One of the problems that many carriers are dealing with is all of the red tapes from regulatory officials. Yes, that’s right — many cities across the United States just aren’t cooperating with the new tech rollout. 5G wireless technology requires tons of new equipment — antennas, towers, wiring, and more. Unfortunately, it’s an uphill battle.
Municipalities are not working with telecom companies to bring equipment in cities, or the procedures that they have in place mean that approval is happening at extremely slow rates. That’s why different cities getting 5G networking might come across as random and sporadic.

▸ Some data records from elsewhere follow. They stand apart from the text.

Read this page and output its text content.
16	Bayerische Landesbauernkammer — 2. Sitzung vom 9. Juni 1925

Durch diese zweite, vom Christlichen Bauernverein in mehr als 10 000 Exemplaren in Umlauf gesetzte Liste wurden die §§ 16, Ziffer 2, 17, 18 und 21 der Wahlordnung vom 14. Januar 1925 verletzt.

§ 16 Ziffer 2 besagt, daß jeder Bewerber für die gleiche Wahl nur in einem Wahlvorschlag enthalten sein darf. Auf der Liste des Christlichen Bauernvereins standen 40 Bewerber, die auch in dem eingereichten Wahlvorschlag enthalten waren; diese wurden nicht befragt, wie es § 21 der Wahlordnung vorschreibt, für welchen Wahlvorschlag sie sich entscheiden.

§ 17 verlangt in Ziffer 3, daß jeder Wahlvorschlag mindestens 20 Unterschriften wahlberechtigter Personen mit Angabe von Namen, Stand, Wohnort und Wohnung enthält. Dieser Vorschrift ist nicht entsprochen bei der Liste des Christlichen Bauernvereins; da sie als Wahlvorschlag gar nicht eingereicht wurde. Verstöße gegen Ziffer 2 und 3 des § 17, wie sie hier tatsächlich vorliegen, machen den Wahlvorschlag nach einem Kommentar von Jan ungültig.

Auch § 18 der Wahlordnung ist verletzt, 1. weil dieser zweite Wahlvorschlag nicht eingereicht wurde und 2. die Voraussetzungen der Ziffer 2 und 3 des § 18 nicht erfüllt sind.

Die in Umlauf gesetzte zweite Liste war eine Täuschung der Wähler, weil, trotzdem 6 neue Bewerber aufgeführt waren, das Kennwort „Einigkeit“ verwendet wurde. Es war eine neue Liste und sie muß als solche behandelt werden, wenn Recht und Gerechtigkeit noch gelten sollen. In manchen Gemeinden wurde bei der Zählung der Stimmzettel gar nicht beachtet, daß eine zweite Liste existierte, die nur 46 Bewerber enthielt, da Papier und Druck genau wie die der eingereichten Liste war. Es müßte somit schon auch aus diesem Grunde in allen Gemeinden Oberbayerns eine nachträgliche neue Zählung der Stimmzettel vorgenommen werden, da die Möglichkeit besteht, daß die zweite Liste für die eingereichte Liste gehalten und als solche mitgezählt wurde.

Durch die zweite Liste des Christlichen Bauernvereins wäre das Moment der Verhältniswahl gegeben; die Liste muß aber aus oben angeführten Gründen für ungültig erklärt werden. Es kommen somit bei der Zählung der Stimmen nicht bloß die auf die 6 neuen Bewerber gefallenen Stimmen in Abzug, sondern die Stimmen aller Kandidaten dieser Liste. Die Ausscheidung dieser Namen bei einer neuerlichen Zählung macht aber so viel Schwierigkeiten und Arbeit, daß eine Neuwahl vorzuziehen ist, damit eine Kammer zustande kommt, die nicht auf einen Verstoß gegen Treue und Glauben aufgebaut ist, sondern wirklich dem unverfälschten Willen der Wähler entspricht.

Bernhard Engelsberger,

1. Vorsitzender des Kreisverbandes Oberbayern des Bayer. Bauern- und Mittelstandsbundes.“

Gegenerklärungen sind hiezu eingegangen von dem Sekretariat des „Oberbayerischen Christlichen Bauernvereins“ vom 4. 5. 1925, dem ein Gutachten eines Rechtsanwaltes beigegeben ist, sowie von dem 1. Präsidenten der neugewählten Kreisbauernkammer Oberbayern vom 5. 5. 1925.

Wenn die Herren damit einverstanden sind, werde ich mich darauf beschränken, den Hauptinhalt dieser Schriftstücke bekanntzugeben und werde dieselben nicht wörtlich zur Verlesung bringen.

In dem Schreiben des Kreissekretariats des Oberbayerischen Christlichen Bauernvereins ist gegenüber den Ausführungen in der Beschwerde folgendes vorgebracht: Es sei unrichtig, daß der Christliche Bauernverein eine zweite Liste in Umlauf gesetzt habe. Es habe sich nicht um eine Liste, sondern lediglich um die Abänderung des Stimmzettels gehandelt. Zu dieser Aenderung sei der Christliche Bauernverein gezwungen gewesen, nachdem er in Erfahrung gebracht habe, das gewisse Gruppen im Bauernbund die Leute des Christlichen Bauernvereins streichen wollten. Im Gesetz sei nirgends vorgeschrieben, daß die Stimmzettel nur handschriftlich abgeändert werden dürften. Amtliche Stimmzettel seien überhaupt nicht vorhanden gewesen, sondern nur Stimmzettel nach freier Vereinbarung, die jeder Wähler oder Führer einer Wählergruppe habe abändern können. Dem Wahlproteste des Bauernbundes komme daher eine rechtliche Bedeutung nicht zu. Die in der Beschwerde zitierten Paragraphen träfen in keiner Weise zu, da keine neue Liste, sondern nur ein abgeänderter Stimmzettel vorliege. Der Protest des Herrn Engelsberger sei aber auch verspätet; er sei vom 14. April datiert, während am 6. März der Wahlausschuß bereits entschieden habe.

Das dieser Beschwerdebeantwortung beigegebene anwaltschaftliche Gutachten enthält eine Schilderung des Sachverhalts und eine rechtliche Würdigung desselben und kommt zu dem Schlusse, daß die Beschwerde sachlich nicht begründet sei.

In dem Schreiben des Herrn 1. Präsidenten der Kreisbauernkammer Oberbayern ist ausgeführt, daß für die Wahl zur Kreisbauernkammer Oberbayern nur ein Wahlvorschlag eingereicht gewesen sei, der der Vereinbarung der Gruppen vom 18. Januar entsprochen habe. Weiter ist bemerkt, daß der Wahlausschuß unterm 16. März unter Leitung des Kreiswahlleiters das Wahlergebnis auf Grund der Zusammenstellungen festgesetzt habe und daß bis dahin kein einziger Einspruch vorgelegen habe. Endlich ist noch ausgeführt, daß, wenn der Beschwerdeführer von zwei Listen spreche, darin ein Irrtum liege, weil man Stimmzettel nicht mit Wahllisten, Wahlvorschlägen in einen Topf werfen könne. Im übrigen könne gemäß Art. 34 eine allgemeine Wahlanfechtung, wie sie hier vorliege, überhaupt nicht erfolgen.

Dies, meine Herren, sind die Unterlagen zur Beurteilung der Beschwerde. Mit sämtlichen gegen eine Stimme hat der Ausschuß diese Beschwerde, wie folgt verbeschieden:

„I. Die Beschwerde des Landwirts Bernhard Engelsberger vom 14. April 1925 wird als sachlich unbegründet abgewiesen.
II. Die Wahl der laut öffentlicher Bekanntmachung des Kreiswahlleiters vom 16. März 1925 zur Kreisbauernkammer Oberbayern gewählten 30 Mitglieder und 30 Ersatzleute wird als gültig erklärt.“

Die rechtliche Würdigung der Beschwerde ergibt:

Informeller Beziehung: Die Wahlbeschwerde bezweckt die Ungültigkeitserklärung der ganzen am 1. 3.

Regulatory affairs are slow in general, but there are a variety of concerns, such as 5G equipment being installed on street lights and utility poles.
What might be even more of a problem is the public concern about 5G radio waves. It’s been questioned on how safe 5G radio waves are for us, emitting concerning amounts of radiation.
This is still being studied and looked into. Still, the concern is that 5G generates radiofrequency radiation that can lead to cancer or produce other health concerns, such as causing oxidative damage, disrupt cell metabolism, and so on.
That said, some scientists are saying that it is the argument on whether or not radiofrequency radiation is ionizing or non-ionizing. If it is determined to be ionizing, then yes, it’s hazardous. But if we’re leaning towards non-ionizing, we could be in the clear.
Another reason for the slow rollout — rolling out 5G is no affordable task. Telecom providers are expected to have invested $275 billion in this project by the time 2025 rolls around. Telecom providers are pretty well off, but unfortunately, there aren’t a lot of consumers exactly jumping on-board right away. So, carriers are losing money on 5G infrastructure, since it has to be in place and well accessible before they start making money off of it.
For them, it’s a long-term investment. So, naturally, the rollout is going to be slow anyway.
As you can see, carriers nationwide are hard at work bringing 5G network technology to the United States. However, as discussed, there are a handful of obstacles that are stopping it from rolling out as fast as initially hoped.